The Backstage Balance

When soundstage meets the legit stage, schedules can collide.

Casting a top serialized drama is always a challenge, but that’s especially true at CBS’s The Good Wife, where 75 percent of the actors are theater-based.

So to fill recurring and guest roles, casting director Mark Saks — Emmy-nominated for five seasons of the show — must juggle the schedules of performers who also appear on the New York stage.

“We’re in year seven,” Saks says of the serialized drama. “We don’t repeat actors [in non-recurring roles], so as we deplete the pool, the pool shrinks. We turn to regional people, or people passing through from Los Angeles or London or who will come from L.A. to do the show.” He also regularly attends theater in New York and elsewhere to replenish the pool.

Oh, yes… in addition to The Good Wife, Saks casts two other CBS series, Elementary and Madam Secretary.

Stage performers are particularly adept at dialogue-heavy shows such as The Good Wife and Madam Secretary, Saks notes; series regulars on the latter include Tony Award winners Bebe Neuwirth and Patina Miller.

For The Good Wife, “we keep a large grid on the computer,” he relates. “On the top is the episode, and on the side are the actors’ and characters’ names. We’ll chart their conflicts.”

The grid goes to the producers and writers; Saks also speaks, of course, with creator–executive producers Robert and Michelle King.

“They might say, ‘We can write [so-and-so] out of this location.’ Sometimes the actor will say, ‘I can miss the Wednesday matinee, but not the evening show.’”

Throughout the season, Saks also works closely with executive producer Brooke Kennedy and producer Kristin Bernstein, and usually casts four episodes ahead.

One notable bit of synchronicity caused more headaches than usual during season six.

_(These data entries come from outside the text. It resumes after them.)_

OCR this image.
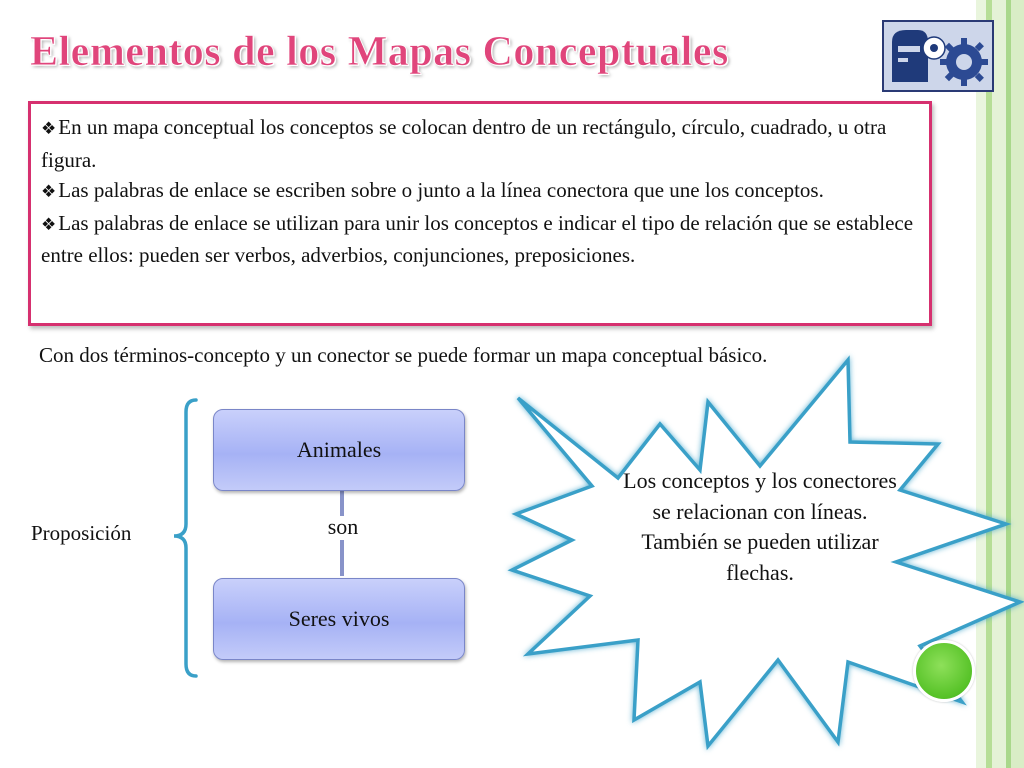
Elementos de los Mapas Conceptuales

❖En un mapa conceptual los conceptos se colocan dentro de un rectángulo, círculo, cuadrado, u otra figura.

❖Las palabras de enlace se escriben sobre o junto a la línea conectora que une los conceptos.

❖Las palabras de enlace se utilizan para unir los conceptos e indicar el tipo de relación que se establece entre ellos: pueden ser verbos, adverbios, conjunciones, preposiciones.

Con dos términos-concepto y un conector se puede formar un mapa conceptual básico.

Animales
son
Seres vivos
Proposición
Los conceptos y los conectores se relacionan con líneas. También se pueden utilizar flechas.
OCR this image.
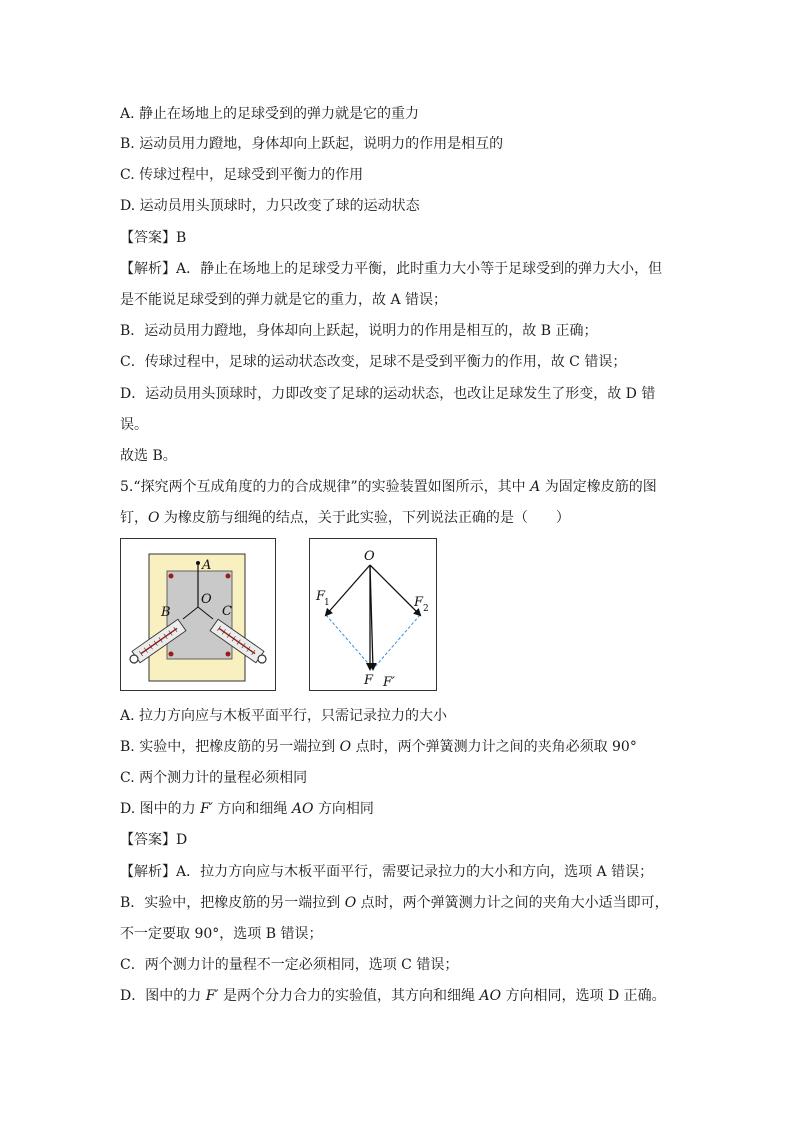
A. 静止在场地上的足球受到的弹力就是它的重力
B. 运动员用力蹬地，身体却向上跃起，说明力的作用是相互的
C. 传球过程中，足球受到平衡力的作用
D. 运动员用头顶球时，力只改变了球的运动状态
【答案】B
【解析】A．静止在场地上的足球受力平衡，此时重力大小等于足球受到的弹力大小，但
是不能说足球受到的弹力就是它的重力，故 A 错误；
B．运动员用力蹬地，身体却向上跃起，说明力的作用是相互的，故 B 正确；
C．传球过程中，足球的运动状态改变，足球不是受到平衡力的作用，故 C 错误；
D．运动员用头顶球时，力即改变了足球的运动状态，也改让足球发生了形变，故 D 错
误。
故选 B。
5.“探究两个互成角度的力的合成规律”的实验装置如图所示，其中 A 为固定橡皮筋的图
钉，O 为橡皮筋与细绳的结点，关于此实验，下列说法正确的是（　　）
A
O
B	C
O
F
1	F 2
F F′
A. 拉力方向应与木板平面平行，只需记录拉力的大小
B. 实验中，把橡皮筋的另一端拉到 O 点时，两个弹簧测力计之间的夹角必须取 90°
C. 两个测力计的量程必须相同
D. 图中的力 F′ 方向和细绳 AO 方向相同
【答案】D
【解析】A．拉力方向应与木板平面平行，需要记录拉力的大小和方向，选项 A 错误；
B．实验中，把橡皮筋的另一端拉到 O 点时，两个弹簧测力计之间的夹角大小适当即可，
不一定要取 90°，选项 B 错误；
C．两个测力计的量程不一定必须相同，选项 C 错误；
D．图中的力 F′ 是两个分力合力的实验值，其方向和细绳 AO 方向相同，选项 D 正确。
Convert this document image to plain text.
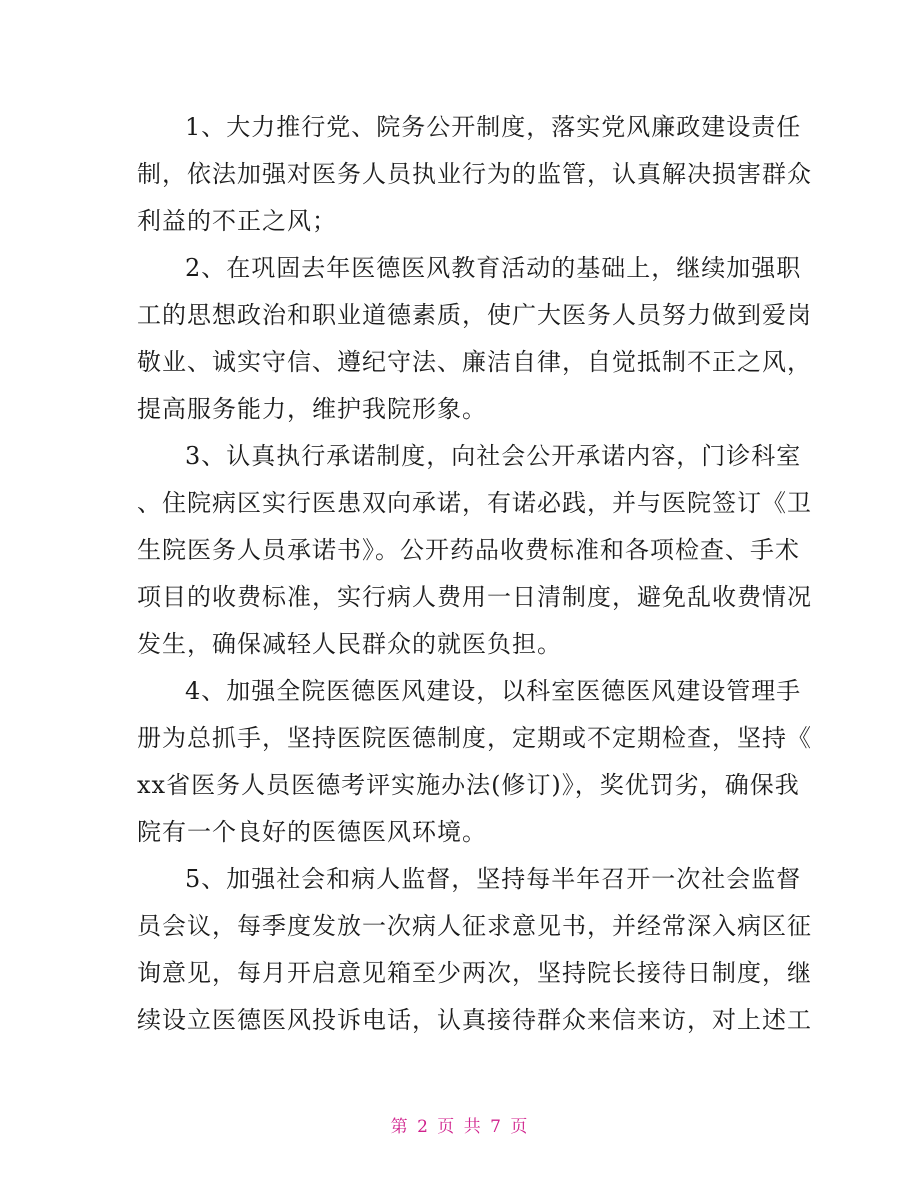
1、大力推行党、院务公开制度，落实党风廉政建设责任
制，依法加强对医务人员执业行为的监管，认真解决损害群众
利益的不正之风；

2、在巩固去年医德医风教育活动的基础上，继续加强职
工的思想政治和职业道德素质，使广大医务人员努力做到爱岗
敬业、诚实守信、遵纪守法、廉洁自律，自觉抵制不正之风，
提高服务能力，维护我院形象。

3、认真执行承诺制度，向社会公开承诺内容，门诊科室
、住院病区实行医患双向承诺，有诺必践，并与医院签订《卫
生院医务人员承诺书》。公开药品收费标准和各项检查、手术
项目的收费标准，实行病人费用一日清制度，避免乱收费情况
发生，确保减轻人民群众的就医负担。

4、加强全院医德医风建设，以科室医德医风建设管理手
册为总抓手，坚持医院医德制度，定期或不定期检查，坚持《
xx省医务人员医德考评实施办法(修订)》，奖优罚劣，确保我
院有一个良好的医德医风环境。

5、加强社会和病人监督，坚持每半年召开一次社会监督
员会议，每季度发放一次病人征求意见书，并经常深入病区征
询意见，每月开启意见箱至少两次，坚持院长接待日制度，继
续设立医德医风投诉电话，认真接待群众来信来访，对上述工

第 2 页 共 7 页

Three actors with recurring roles — Nathan Lane, Stockard Channing and F. Murray Abraham — all wound up in the same Broadway show, It’s Only a Play.

“We needed all three of them,” Saks recalls. “But Nathan was not available, because his part was too large.”

Adding to the complications: “The Broadway clock is all over the place,” Saks says. “There are Friday matinees, some shows are on Monday [traditionally, a day off in the theater], some shows start at 7 p.m. rather than [the usual] 8 p.m.

"You have to release the actor two hours before curtain. The later in the week we film, the later in the day shooting starts, because of the turnaround time. So someone who would have been working Friday might not start till Monday.”

Still, Saks says, “I have such affection for this show. The writing is so spectacular — when I get that script and open it, I want to take that material, elevate it and make it shine.”